Vienna, 09 November 2012 Fekter: "We owe our triple A to our strict stability and reform policy" Fitch rating agency assigns its best triple A rating to Austria, praising in particular the stability and reform package approved in March.

"We can maintain our outstanding international rating by continuing to follow a strict reform policy", assured Dr. Maria Fekter after the Fitch rating agency announced its best triple A rating. "Fitch warned in particular that the savings package would not be fully implemented", stated Fekter. "This means that failing to follow the path to consolidation would endanger the rating," explained the minister. The rating agency also referred to other risks affecting Austria, namely its high debt ratio and domestic banks. "Intensification of the Eurozone crisis would also be detrimental to Austria's credit rating," stressed Fekter.

"Fitch rated our macroeconomic balance, relatively high per capita GDP, continuing current account surpluses and low unemployment rate very highly", reported Fekter.

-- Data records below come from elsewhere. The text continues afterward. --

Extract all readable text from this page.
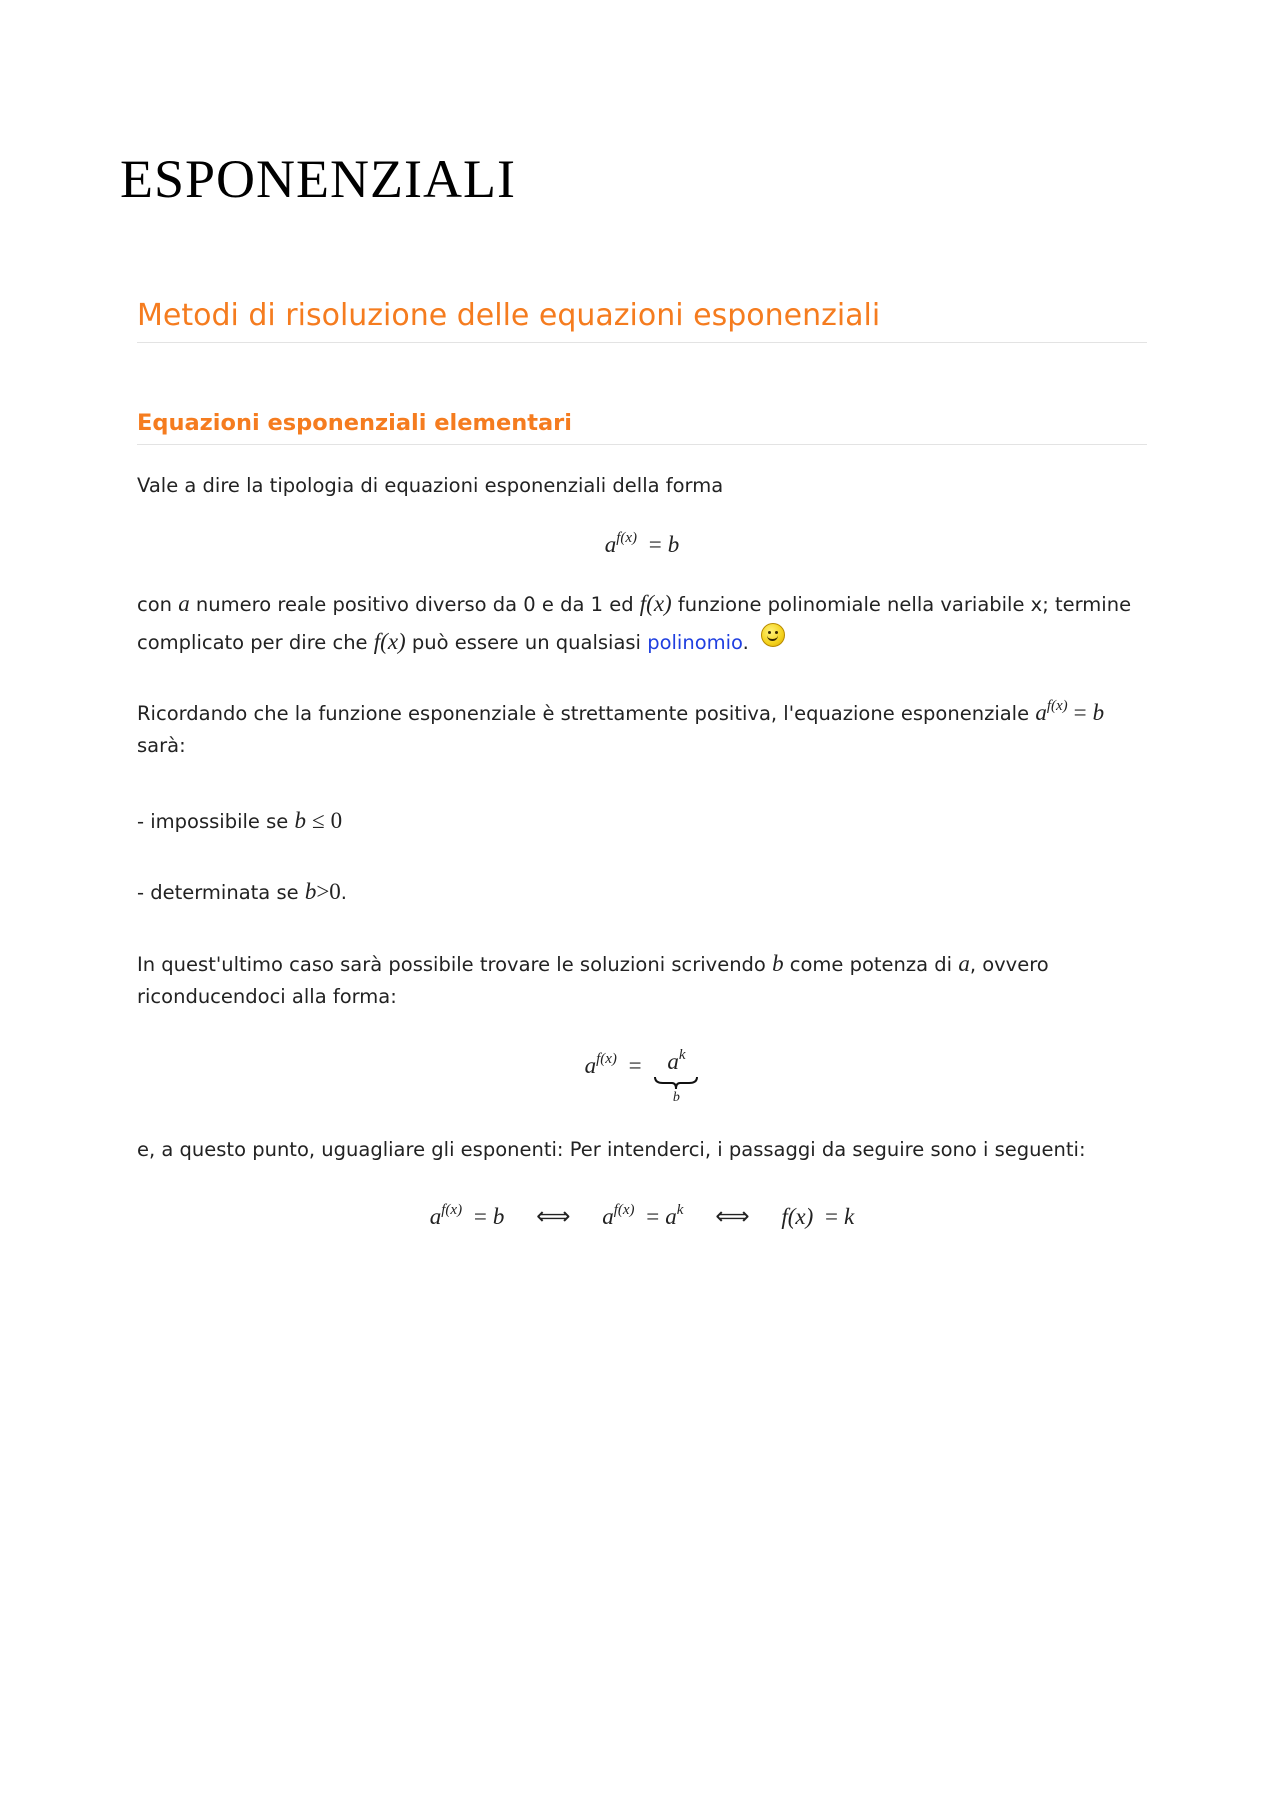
ESPONENZIALI
Metodi di risoluzione delle equazioni esponenziali
Equazioni esponenziali elementari

Vale a dire la tipologia di equazioni esponenziali della forma

$a^{f(x)} = b$

con a numero reale positivo diverso da 0 e da 1 ed f(x) funzione polinomiale nella variabile x; termine complicato per dire che f(x) può essere un qualsiasi polinomio.

Ricordando che la funzione esponenziale è strettamente positiva, l'equazione esponenziale $a^{f(x)} = b$
sarà:

- impossibile se b ≤ 0

- determinata se b>0.

In quest'ultimo caso sarà possibile trovare le soluzioni scrivendo b come potenza di a, ovvero riconducendoci alla forma:

$a^{f(x)} = a^k$
b

e, a questo punto, uguagliare gli esponenti: Per intenderci, i passaggi da seguire sono i seguenti:

$a^{f(x)} = b$ ⟺ $a^{f(x)} = a^k$ ⟺ f(x) = k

As before, Austria continues to have the lowest unemployment rate in the European Union. "We were also praised for our stability-oriented economic policy, strong domestic institutions and budget reform", stated the Minister of Finance. "Fitch particularly stressed the approximately 28 billion approved for a stability package in the spring, and the debt limit jointly approved at the federal, state and municipal levels. These actions put us on the proper course to escape from the debt trap, and have now also been confirmed", stated the Minister of Finance.

At the same time, Fekter promised that: "As the Austrian Minister of Finance, I will continue to ensure that we maintain our course of reforms. Our planned consolidation measures do not slow domestic economic growth or inhibit investment. This will preserve existing jobs and purchasing power, and I will do everything I can to ensure that inflation is not driven higher", concluded Fekter.